Saking emosinya hingga Musa yang capek dari turun gunung Sinai sehingga ia membanting kedua loh batu yang mestinya mau ia jelaskan pada Israel. Beruntung dengan penjelasan Imam Harun yang tak kuasa menghadapi sungut-sungut Umat Israel saat itu, emosi Musa mulai mereda. Ia tidak membiarkan dirinya dikuasai oleh emosi amarah, namun Musa sadar bahwa ia harus tetap memperjuangkan keselamatan Umat yang dipercayakan Yahwe kepadanya.

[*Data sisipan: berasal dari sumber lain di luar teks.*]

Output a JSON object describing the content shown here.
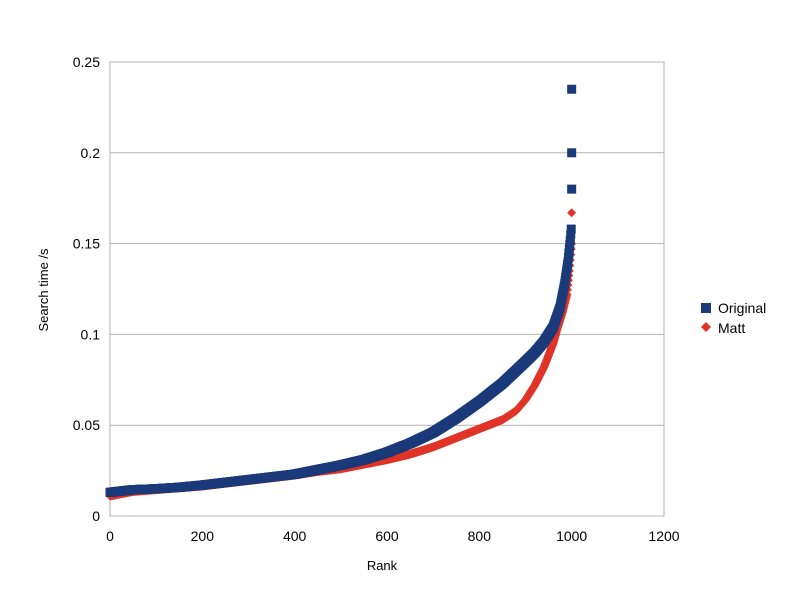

Sadar bahwa apa yang dilakukan Israel merupakan dosa besar karena bukan menyembah Yahwe malah membikin lembu tuangan, Musa naik kembali ke puncak Sinai untuk memohonkan ampun atas dosa besar yang telah dilakukan Umat Israel.

Apa yang menjadi pengalaman Musa mutatis mutandis bisa juga menjadi pengalaman kita. Kita memperjuangkan kebaikan anggota atau kawan, atau keluarga, atau kelompok, dan dalam rangka itu kita kadang harus berani menembus tantangan, dan setelah kita berhasil menemukan titik terang ataupun solusi demi kebaikan anggota kelompok kita, eee ternyata yang dilakukan anggota kelompok yang kita bela dan kita perjuangkan justru melakukan yang bertentangan dengan arah langkah yang akan kita kemukakan sebagai jalan keselamatan atau solusi. Emosi menjadi taruhannya, karena bagaimanapun kita manusia yang bertubuh, berjiwa, dan beroh. Ketika emosi yang mendominasi, amarahlah yang memenuhi pikiran dan kata-kata kita. Kita perlu mediator yang dapat meredakan emosi kita untuk dapat lebih jernih dan sadar akan visi dan misi perjuangan kita.

Demikianlah Musa kembali naik ke Puncak Sinai untuk mohon ampunan Tuhan atas dosa-dosa Umat yang dipercayakan kepadanya dan kembali mengingatkan Israel untuk taat pada Yahwe dengan menjunjung tinggi 10 perintah Allah tersebut.

Semoga kita pun cepat reda bila emosi agar tidak salah langkah atau disorientasi terhadap visi dan misi perjuangan yang menjadi komitmen kita. Emosi amarah hanya membawa keretakan relasi, namun berempati membuat kita lebih bisa bermurah hati dan rela memberikan ampunan yang mencerahkan demi ditemukannya solusi yang selaras dengan komitmen untuk mencapai visi dan misi semula. Semoga.